Rescued eagle has landed in Stafford
BY RUSTY DENNEN / THE FREE LANCE–STAR
A bald eagle that became something of an avian celebrity after its mother was struck by a plane in Norfolk has settled in Stafford County for now.
The Wildlife Center of Virginia—which rescued the female eagle and her two siblings—has been tracking the bird, dubbed NX, for nearly two years.
It’s only the second time the nationally recognized wildlife center in Waynesboro has tracked one of its rehabilitated raptors.
“We did this on a golden eagle a couple of years ago” in conjunction with the Virginia Department of Game and Inland Fisheries, said Randy Huwa, the wildlife center’s executive vice president.
The center chose to track NX because of her unique history.
She’s “certainly had an unusual life,” said Huwa.
NX was one of three eaglets hatched in a nest at the Norfolk Botanical Gardens in April 2011. The trio had a wrenching start: Their mother was hit by a plane at a nearby airport, and they were sent to the Waynesboro center for care.
One of the three—wearing a band inscribed with the letters NX on one foot—was equipped with a GPS transmitter and released four months later at Berkeley Plantation on the James River below Richmond.
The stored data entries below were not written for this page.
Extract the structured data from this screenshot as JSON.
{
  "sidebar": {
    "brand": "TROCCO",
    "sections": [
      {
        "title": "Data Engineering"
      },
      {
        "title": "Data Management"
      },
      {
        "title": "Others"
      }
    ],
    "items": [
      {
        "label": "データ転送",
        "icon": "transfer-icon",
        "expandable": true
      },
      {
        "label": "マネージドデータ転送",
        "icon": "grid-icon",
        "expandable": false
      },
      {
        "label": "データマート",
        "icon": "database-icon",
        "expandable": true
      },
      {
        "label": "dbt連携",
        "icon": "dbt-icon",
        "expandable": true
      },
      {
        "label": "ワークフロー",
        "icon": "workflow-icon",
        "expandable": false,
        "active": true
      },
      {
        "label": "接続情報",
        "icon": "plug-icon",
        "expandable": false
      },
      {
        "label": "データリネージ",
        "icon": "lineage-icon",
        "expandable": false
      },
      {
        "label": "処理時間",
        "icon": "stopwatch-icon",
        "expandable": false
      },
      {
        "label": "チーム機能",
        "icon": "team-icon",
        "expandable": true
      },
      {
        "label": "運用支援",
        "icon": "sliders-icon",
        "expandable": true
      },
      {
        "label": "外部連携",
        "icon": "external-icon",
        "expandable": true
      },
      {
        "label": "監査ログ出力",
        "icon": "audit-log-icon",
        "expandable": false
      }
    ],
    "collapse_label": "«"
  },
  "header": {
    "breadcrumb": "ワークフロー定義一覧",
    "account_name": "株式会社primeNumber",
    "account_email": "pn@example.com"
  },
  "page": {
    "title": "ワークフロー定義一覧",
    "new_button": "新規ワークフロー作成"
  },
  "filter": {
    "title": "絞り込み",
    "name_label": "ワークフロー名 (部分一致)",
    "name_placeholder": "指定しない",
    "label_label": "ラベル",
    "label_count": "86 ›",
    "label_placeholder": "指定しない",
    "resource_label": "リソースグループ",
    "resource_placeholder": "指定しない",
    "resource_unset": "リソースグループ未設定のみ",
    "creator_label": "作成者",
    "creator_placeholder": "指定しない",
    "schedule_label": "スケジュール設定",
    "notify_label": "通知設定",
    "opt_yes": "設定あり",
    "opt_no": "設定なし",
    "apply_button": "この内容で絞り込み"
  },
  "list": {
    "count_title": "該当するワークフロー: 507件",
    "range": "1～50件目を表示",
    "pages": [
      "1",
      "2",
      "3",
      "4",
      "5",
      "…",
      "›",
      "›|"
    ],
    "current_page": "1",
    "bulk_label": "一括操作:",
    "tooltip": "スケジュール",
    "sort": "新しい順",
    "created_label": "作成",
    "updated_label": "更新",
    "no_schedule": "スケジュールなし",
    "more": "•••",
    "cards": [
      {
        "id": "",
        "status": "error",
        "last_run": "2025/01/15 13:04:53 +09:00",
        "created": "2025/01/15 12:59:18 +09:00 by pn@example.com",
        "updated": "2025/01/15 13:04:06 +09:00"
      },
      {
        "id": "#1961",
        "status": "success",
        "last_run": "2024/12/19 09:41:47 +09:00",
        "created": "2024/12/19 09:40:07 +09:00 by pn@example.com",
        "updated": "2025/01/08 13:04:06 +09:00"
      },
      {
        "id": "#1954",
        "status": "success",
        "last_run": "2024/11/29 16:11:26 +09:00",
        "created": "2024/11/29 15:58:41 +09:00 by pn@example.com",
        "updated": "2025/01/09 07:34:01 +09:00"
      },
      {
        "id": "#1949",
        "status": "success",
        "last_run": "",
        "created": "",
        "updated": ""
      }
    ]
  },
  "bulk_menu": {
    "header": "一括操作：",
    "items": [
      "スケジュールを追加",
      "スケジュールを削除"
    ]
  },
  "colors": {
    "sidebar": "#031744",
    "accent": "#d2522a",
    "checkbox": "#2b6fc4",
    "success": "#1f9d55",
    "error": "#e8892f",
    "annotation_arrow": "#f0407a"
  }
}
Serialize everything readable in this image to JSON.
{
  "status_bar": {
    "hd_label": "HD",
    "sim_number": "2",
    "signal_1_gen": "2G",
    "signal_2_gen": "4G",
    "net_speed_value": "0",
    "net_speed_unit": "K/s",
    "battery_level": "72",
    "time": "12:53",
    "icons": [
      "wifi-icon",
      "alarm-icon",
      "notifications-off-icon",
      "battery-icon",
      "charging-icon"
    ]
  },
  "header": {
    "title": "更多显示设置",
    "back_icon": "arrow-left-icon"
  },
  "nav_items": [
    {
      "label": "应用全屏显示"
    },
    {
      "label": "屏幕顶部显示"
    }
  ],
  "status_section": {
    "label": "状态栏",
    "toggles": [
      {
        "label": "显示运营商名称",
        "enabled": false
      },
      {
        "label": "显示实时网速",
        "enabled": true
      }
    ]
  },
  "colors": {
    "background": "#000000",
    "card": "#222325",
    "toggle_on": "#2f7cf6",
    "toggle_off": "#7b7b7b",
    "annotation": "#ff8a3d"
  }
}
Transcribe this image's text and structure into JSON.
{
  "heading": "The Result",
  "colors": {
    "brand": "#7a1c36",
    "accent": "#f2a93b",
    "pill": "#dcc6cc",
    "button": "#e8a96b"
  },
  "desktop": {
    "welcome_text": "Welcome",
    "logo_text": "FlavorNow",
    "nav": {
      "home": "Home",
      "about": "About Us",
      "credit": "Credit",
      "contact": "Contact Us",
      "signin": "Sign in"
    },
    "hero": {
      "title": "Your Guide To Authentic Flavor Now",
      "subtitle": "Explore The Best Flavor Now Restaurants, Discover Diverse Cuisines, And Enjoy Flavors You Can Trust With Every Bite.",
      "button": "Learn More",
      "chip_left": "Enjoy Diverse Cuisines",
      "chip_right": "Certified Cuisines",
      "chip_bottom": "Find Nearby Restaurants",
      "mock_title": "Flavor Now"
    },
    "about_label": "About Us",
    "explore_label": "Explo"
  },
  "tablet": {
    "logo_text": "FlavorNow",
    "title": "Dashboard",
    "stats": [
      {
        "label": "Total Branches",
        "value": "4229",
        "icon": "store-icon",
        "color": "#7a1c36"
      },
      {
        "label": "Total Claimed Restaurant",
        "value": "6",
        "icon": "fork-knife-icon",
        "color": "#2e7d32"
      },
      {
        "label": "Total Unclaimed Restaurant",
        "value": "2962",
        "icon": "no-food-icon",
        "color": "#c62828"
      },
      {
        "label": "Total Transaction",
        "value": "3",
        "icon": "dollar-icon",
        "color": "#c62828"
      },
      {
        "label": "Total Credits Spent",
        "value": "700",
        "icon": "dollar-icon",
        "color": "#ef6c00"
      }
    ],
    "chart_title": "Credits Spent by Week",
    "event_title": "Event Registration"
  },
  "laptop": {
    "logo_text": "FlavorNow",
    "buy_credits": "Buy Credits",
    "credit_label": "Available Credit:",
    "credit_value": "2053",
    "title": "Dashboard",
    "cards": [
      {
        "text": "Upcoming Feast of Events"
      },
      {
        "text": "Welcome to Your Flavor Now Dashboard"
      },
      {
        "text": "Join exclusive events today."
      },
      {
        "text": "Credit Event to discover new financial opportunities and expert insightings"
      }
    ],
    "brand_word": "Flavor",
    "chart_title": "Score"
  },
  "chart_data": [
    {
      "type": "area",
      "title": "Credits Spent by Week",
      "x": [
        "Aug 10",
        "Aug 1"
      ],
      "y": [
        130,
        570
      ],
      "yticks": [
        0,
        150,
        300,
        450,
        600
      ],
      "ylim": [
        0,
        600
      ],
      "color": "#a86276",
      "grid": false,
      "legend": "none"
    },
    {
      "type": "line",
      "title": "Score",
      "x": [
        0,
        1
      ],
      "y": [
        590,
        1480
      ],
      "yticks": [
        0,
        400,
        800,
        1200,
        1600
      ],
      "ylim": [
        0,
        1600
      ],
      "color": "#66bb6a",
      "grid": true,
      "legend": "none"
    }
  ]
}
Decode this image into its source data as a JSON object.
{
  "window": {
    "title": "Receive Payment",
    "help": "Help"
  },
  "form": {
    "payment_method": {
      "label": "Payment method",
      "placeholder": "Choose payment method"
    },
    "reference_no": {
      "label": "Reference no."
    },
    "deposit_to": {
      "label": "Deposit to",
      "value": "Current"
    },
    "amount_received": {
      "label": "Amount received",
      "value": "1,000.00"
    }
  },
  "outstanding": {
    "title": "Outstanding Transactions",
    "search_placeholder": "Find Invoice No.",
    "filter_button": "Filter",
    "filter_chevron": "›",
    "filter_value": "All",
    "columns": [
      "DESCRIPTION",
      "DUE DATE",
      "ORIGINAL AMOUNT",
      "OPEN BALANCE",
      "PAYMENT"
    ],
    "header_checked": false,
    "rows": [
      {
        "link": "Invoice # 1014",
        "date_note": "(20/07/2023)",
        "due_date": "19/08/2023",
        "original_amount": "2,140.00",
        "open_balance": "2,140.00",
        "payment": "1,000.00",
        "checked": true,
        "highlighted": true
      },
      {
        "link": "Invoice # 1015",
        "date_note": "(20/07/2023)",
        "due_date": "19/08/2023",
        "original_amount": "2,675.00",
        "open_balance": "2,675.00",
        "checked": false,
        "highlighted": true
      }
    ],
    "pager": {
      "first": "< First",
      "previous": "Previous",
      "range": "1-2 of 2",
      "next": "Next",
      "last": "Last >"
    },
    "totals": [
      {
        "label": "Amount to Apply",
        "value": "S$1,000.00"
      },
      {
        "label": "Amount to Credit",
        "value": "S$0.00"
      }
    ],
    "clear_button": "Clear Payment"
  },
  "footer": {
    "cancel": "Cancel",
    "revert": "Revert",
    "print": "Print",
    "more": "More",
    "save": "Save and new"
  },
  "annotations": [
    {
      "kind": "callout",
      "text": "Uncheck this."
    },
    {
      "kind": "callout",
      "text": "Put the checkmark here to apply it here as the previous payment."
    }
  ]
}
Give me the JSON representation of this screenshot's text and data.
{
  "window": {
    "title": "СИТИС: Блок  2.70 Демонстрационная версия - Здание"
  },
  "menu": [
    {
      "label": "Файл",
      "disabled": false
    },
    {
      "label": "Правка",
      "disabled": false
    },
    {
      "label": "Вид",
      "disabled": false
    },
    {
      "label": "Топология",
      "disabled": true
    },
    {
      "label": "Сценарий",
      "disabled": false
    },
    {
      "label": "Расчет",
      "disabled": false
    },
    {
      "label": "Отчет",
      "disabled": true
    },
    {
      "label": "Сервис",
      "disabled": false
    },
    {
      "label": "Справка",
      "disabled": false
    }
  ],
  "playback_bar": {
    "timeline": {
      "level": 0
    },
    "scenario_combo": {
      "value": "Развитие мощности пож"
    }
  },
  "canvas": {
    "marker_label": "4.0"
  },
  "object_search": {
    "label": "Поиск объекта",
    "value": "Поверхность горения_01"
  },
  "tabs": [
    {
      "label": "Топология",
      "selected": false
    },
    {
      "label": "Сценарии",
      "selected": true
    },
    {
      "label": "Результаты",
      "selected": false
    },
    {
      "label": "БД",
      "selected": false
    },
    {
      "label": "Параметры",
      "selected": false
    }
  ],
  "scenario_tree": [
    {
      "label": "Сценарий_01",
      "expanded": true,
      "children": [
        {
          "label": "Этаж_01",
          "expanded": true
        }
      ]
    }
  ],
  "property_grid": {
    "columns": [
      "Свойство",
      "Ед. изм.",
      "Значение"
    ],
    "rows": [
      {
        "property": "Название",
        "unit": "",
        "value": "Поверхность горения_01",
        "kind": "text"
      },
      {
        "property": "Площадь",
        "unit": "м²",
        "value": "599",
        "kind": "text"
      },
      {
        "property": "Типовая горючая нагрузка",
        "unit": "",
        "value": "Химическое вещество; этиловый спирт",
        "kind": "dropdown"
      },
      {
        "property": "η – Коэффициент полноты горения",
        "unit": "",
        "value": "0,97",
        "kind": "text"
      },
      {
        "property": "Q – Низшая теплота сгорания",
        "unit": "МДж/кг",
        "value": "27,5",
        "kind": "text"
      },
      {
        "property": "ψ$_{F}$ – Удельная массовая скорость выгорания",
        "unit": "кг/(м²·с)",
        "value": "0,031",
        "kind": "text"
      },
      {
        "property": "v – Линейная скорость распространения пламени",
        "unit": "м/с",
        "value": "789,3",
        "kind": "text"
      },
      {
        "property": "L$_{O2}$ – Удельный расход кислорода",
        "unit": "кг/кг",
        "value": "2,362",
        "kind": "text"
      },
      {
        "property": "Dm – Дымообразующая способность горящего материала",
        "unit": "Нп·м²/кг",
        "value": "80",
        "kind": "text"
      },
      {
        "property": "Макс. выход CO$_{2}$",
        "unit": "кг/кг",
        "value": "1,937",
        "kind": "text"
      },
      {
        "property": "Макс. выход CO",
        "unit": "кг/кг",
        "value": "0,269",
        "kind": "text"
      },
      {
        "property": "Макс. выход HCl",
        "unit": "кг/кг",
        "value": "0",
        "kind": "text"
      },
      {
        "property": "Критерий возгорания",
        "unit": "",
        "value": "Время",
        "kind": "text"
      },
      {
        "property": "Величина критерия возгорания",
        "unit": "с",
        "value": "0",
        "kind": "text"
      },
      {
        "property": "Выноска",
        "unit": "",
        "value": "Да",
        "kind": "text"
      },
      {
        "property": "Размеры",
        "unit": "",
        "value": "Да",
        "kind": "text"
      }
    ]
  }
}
According to tracking data, NX slowly made her way from the Tidewater area to the Northern Neck, where she stayed for about 10 months.
There, she suffered another mishap. She was found along a road in Northumberland County, likely hit by a car.
The bird was captured, sent back to Waynesboro for rehabilitation, and released again in May 2012 at the Rappahannock River Valley National Wildlife Refuge near Warsaw.
After hanging around there for a while, NX turned north, following a meandering path along the Virginia shore of the Potomac River. She appears settled now in Widewater along the northeastern edge of Stafford.
Huwa says NX’s journey is different from other tracked eagles, because most of them stayed in the wild after they were banded and fitted with transmitters.
“The helpful part is insight about what happens to a rehabbed bird,” Huwa said.
“You can’t really make assumptions” that the travel behavior would be the same as the others.
“It’ll be interesting to see how she reacts, where does she go, in the context of [other] birds with transmitters.”
Huwa says there’s no way to predict whether the eagle will stay in Stafford or move on. The transmitter sends tracking data every 15 minutes via cellphone networks.
Huwa says the center is already gleaning valuable information from the tracking data.
“One of the things that’s impressed me is that both times she was released, she hung around the release site for a few weeks. That reinforces, for some of us, to take special care when we put a bird back in the wild. We need to have a good spot.”
The center typically chooses protected areas along rivers for its releases, such as Caledon State Park and Land’s End Wildlife Management Area in King George County and the Rappahannock River Valley refuge.
The lower Rappahannock and Potomac rivers have become eagle hot spots along the East Coast for nesting and feeding on spring runs of migratory fish.
“There’s lots of other eagles around, and they can learn from them,” Huwa said.